One big crane saves big time and big money.

Subsea 7 was contracted to replace 20 kilometers of flexible flow lines for the Terra Nova FPSO. Mammoet was brought in to offload and store reels of the new riser pipe and subsequently load them onto the pipe-laying vessels.

The job had to be completed quickly in order to minimize the disruption to the Terra Nova FPSO.

Mammoet’s one-crane solution eliminated the need for crawler cranes and SPMTs which would typically be used to drive up and down between the ships and the storage locations. This approach accelerated the pipe replacement schedule by 2-3 weeks – saving much time and money.

Typically, smaller crawler cranes and SPMTs are used to offload and transport flow line reels from storage onto the supply ships. However, this method requires the SPMTs to drive back and forth between the ships and the lifting locations several times. With all the handling involved, this is a time-consuming process that would eat away at the already narrow time window available for the job.

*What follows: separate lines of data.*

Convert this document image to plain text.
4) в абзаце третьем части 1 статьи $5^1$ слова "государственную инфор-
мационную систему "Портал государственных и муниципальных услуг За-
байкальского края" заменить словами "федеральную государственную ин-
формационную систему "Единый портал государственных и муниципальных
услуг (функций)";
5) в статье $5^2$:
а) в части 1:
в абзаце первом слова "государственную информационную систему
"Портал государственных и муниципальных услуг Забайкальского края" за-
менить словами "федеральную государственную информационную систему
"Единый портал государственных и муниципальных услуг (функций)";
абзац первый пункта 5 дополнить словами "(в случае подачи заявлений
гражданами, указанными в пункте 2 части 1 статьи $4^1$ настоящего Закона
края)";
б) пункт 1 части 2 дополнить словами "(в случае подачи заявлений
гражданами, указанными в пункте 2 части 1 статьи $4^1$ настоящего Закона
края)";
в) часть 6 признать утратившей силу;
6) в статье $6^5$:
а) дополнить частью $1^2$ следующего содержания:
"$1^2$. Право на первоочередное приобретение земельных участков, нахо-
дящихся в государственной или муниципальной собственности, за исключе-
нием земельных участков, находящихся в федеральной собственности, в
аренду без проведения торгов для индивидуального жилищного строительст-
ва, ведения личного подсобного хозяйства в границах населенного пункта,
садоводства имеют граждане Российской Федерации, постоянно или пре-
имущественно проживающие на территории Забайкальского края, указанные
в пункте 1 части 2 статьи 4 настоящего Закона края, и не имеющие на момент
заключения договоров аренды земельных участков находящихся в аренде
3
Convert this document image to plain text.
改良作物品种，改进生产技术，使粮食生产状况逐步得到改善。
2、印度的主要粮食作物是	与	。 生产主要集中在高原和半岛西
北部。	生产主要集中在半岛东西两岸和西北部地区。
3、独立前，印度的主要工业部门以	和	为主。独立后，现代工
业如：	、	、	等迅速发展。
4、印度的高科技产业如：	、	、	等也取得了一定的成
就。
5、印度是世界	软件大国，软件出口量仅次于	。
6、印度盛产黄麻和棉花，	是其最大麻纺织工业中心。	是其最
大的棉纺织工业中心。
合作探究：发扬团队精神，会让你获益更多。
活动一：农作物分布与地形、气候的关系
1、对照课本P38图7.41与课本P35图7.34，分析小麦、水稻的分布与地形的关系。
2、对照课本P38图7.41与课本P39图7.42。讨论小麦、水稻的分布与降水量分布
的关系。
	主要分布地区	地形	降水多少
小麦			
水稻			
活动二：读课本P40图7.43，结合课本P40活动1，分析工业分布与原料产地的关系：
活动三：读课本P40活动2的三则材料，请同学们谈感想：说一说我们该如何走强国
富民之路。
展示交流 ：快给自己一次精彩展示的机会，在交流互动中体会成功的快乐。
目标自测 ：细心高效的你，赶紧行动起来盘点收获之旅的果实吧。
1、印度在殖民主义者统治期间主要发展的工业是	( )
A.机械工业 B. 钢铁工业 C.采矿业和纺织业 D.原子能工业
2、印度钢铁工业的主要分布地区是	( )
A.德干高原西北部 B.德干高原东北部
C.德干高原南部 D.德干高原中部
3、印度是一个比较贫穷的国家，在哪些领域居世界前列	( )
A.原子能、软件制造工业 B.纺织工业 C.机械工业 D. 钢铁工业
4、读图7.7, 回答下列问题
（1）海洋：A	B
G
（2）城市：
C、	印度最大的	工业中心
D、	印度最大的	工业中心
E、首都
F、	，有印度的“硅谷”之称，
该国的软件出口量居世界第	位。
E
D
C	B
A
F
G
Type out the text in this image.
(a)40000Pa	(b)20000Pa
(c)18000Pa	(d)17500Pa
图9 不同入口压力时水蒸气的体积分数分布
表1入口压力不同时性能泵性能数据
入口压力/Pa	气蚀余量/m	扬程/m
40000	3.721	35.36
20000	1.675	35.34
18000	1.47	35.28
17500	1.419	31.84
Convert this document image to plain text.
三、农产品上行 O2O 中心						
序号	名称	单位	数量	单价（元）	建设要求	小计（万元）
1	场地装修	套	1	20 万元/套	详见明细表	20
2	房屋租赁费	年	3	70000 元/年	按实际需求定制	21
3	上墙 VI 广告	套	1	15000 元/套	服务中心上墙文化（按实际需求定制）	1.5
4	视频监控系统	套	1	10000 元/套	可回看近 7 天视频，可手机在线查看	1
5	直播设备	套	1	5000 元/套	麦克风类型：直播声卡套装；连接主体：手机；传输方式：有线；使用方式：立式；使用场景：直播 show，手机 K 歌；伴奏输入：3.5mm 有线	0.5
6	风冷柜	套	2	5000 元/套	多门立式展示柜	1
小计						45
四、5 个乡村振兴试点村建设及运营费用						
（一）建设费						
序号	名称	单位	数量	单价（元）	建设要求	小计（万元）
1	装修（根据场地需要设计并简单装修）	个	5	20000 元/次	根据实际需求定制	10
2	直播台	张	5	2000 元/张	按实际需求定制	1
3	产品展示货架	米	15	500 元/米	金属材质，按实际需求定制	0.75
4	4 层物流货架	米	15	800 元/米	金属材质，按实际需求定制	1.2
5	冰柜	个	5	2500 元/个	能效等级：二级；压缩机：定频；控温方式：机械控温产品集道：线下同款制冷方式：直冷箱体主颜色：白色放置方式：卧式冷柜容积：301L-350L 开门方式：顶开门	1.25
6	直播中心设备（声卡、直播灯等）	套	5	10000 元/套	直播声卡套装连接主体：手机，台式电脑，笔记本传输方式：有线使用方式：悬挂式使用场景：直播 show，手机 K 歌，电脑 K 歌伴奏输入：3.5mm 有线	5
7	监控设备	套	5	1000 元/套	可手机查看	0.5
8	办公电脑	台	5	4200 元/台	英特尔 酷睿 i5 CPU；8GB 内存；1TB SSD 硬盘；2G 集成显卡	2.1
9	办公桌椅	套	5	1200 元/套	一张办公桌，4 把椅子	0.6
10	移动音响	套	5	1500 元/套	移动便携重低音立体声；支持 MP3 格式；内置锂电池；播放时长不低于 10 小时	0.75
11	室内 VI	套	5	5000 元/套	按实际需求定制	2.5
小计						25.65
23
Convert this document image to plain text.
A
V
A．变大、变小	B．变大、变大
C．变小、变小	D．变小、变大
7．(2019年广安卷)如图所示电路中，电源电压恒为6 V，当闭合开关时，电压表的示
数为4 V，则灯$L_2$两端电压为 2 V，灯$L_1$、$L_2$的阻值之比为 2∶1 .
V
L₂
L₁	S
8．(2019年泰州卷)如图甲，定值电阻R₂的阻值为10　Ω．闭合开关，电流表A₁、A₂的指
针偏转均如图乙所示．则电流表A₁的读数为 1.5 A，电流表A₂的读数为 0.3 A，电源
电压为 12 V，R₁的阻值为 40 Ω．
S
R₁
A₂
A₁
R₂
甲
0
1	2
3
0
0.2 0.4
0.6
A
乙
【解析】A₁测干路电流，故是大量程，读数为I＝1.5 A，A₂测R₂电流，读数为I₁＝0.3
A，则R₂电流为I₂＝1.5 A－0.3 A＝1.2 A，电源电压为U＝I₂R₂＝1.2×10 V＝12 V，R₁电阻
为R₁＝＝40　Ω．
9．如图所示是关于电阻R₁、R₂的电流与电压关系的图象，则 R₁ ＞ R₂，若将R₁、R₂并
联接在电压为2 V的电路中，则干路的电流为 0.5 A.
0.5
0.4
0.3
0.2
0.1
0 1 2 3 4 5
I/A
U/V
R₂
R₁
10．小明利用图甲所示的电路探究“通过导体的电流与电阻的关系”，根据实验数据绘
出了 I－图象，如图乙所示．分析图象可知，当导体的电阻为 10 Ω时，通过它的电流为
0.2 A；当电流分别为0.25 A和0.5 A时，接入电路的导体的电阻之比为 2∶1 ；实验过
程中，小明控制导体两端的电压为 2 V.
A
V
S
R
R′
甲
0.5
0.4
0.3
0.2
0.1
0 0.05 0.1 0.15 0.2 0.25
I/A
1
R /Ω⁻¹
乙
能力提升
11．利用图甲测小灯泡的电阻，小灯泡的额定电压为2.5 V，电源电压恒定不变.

Mapping the situation against its diverse fleet, Mammoet devised a plan in which a single crane was used to do all the handling work – a PTC35. The great reach and capacity of the PTC35 meant Mammoet could service all offloading and loading locations from a single position, not only eliminating the need for on-site transportation and other equipment but greatly simplifying and shortening the overall process as well.

But Mammoet’s single crane approach brought more than time savings alone; without the risks involved in having multiple crawler cranes and transportation on-site, the PTC method also increased operational safety.

While opting to use a single PTC crane would ultimately result in time savings, mobilizing it provided another time challenge: the nearest PTC35 crane had to be mobilized, shipped to the job site in Canada, and assembled on site within six weeks.

Mammoet had a suitable crane available that had just finished a project in Mangalore, India. However, as mobilization and shipping from India would take four weeks, the PTC35 had to be assembled on location in two weeks, instead of the usual four.

Working round the clock, Mammoet managed to assemble the crane in only ten days – well in time and setting a new record in the process. The overall pipe-laying schedule was shortened by three weeks on an overall timeline of 21 weeks. At an operating cost of $100,000 per day for a pipe-laying ship, Mammoet’s unorthodox approach definitely paid off.